Ciliary neurotrophic factor and strength

睫状神经营养因子和强度

• 批准号: 6210913
• 负责人: Robert Edward Ferrell
• 金额: $ 14.1万
• 依托单位: UNIVERSITY OF PITTSBURGH AT PITTSBURGH
• 依托单位国家: 美国
• 财政年份: 1997
• 资助国家: 美国
• 起止时间: 1997-09-25 至 2001-08-31
• 项目状态: 已结题
• 来源: https://reporter.nih.gov/project-details/6210913
• 关键词: alleles; clinical research; disease /disorder proneness /risk; exercise; genetic polymorphism; human data; human genetic material tag; human old age (65+); human population genetics; human subject; human therapy evaluation; muscle disorders; muscle strength; neurotrophic factors; young adult human (21-34)

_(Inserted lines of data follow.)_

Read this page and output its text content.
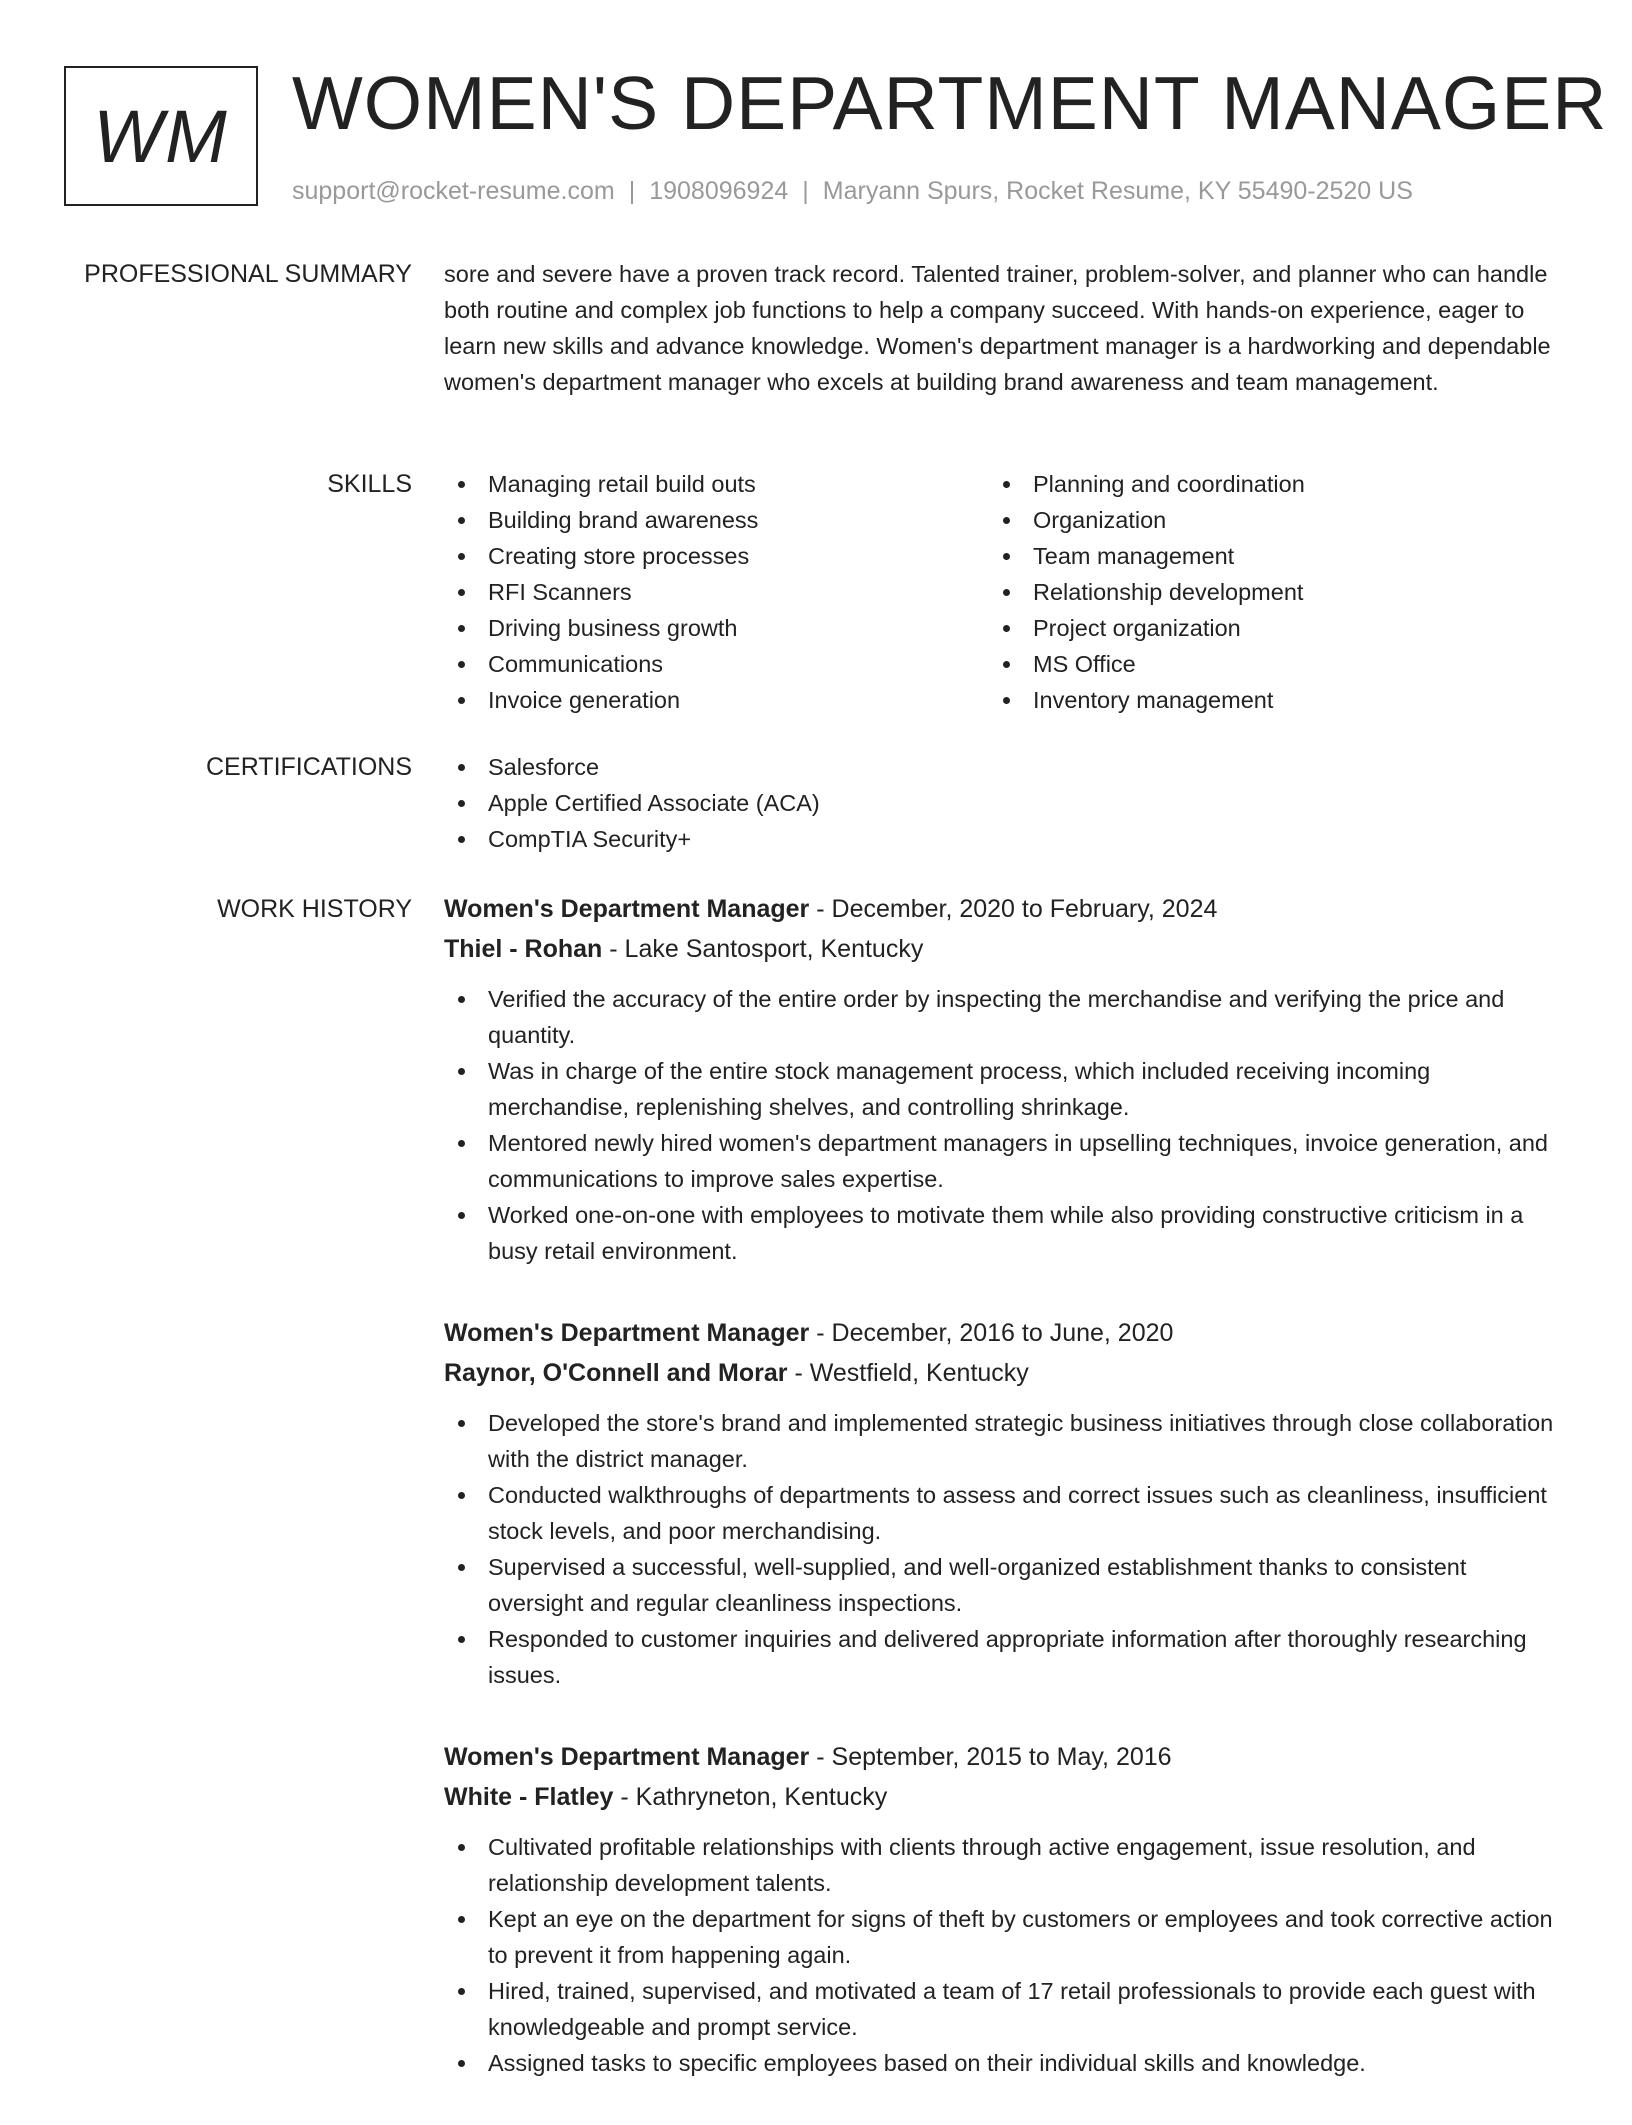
WM WOMEN'S DEPARTMENT MANAGER
support@rocket-resume.com | 1908096924 | Maryann Spurs, Rocket Resume, KY 55490-2520 US
PROFESSIONAL SUMMARY sore and severe have a proven track record. Talented trainer, problem-solver, and planner who can handle both routine and complex job functions to help a company succeed. With hands-on experience, eager to learn new skills and advance knowledge. Women's department manager is a hardworking and dependable women's department manager who excels at building brand awareness and team management.

SKILLS	Managing retail build outs
Building brand awareness
Creating store processes
RFI Scanners
Driving business growth
Communications
Invoice generation
Planning and coordination
Organization
Team management
Relationship development
Project organization
MS Office
Inventory management
CERTIFICATIONS	Salesforce
Apple Certified Associate (ACA)
CompTIA Security+
WORK HISTORY Women's Department Manager - December, 2020 to February, 2024
Thiel - Rohan - Lake Santosport, Kentucky
Verified the accuracy of the entire order by inspecting the merchandise and verifying the price and quantity.
Was in charge of the entire stock management process, which included receiving incoming merchandise, replenishing shelves, and controlling shrinkage.
Mentored newly hired women's department managers in upselling techniques, invoice generation, and communications to improve sales expertise.
Worked one-on-one with employees to motivate them while also providing constructive criticism in a busy retail environment.
Women's Department Manager - December, 2016 to June, 2020
Raynor, O'Connell and Morar - Westfield, Kentucky
Developed the store's brand and implemented strategic business initiatives through close collaboration with the district manager.
Conducted walkthroughs of departments to assess and correct issues such as cleanliness, insufficient stock levels, and poor merchandising.
Supervised a successful, well-supplied, and well-organized establishment thanks to consistent oversight and regular cleanliness inspections.
Responded to customer inquiries and delivered appropriate information after thoroughly researching issues.
Women's Department Manager - September, 2015 to May, 2016
White - Flatley - Kathryneton, Kentucky
Cultivated profitable relationships with clients through active engagement, issue resolution, and relationship development talents.
Kept an eye on the department for signs of theft by customers or employees and took corrective action to prevent it from happening again.
Hired, trained, supervised, and motivated a team of 17 retail professionals to provide each guest with knowledgeable and prompt service.
Assigned tasks to specific employees based on their individual skills and knowledge.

Losses of muscular strength and muscle mass with age (sarcopenia) and gains with strength training in the elderly are well documented, but these responses vary substantially among individuals. This large inter-individual variability and the fact that Twin studies show that a major portion of the variance in strength is accounted for by heredity, suggest that genetic factors may explain a large portion of the variation in strength responses to aging and strength training. In a recent pilot study, we observed a common polymorphism at the ciliary neurotrophic factor (CNTF) locus that was a significant predictor of age-associated strength levels in a cross-sectional study of 19-95 year old men and women, and suggestive evidence that this variation was associated with interindividual variation in declines in strength over a 10 year period. This study proposes to test the hypothesis: 1) that the "null" allele at the CNTF locus is associated with greater levels of strength in 50-80 year old men and 2) that the "null" allele is associated with smaller declines in strength over.a 7 year follow-up period. The studies, to be carried out in the STORM cohort, which offers the advantages of a large sample size and an age distribution that should maximize the observed declines in strength, which become significant around 50 years of age and older. Finally, in a intervention trial of college aged males and females, we will test the hypothesis that the CNTF "null" allele is associated with larger gains in muscle strength in response to a moderate intensity strength training intervention compared to the common allele. The exercise intervention will combine results from an intervention study carried out in 1998-1999 and will enroll an additional 60 subjects. These studies may identify a genetic variant which can be used to predict who is at risk of sarcopenia, and who will benefit most from strength training intervention to prevent sarcopenia.

老年人的肌肉力量和肌肉质量随着年龄的增长而下降（肌肉减少症），而随着力量训练的增加，这些情况都有据可查，但这些反应因人而异。这种巨大的个体差异以及双胞胎研究表明， 力量差异的主要部分是由遗传引起的，这表明遗传因素可以解释年龄和力量训练引起的力量反应的大部分差异。在最近的一项试点研究中，我们在一项针对 19-95 岁男性和女性的横断面研究中观察到了睫状神经营养因子 (CNTF) 基因座的常见多态性，该多态性是与年龄相关的力量水平的重要预测因子，并且有提示性证据那个这个 变异与 10 年期间个体间力量下降的差异有关。本研究旨在检验以下假设：1) CNTF 基因座的“无效”等位基因与 50-80 岁男性的较大力量水平相关，2)“无效”等位基因与较小的力量下降相关超过 7 年的随访期。这些研究将在 STORM 队列中进行，具有样本量大和年龄大的优势 分布应最大化观察到的力量下降，这种下降在 50 岁及以上时变得显着。最后，在一项针对大学年龄男性和女性的干预试验中，我们将检验 CNTF“无效”等位基因与较大年龄相关的假设。 与常见等位基因相比，中等强度力量训练干预后肌肉力量的增加。运动干预将结合 1998-1999 年进行的一项干预研究的结果，并将另外招募 60 名受试者。这些 研究可能会发现一种基因变异，可用于预测谁有患肌肉减少症的风险，以及谁将从预防肌肉减少症的力量训练干预中受益最多。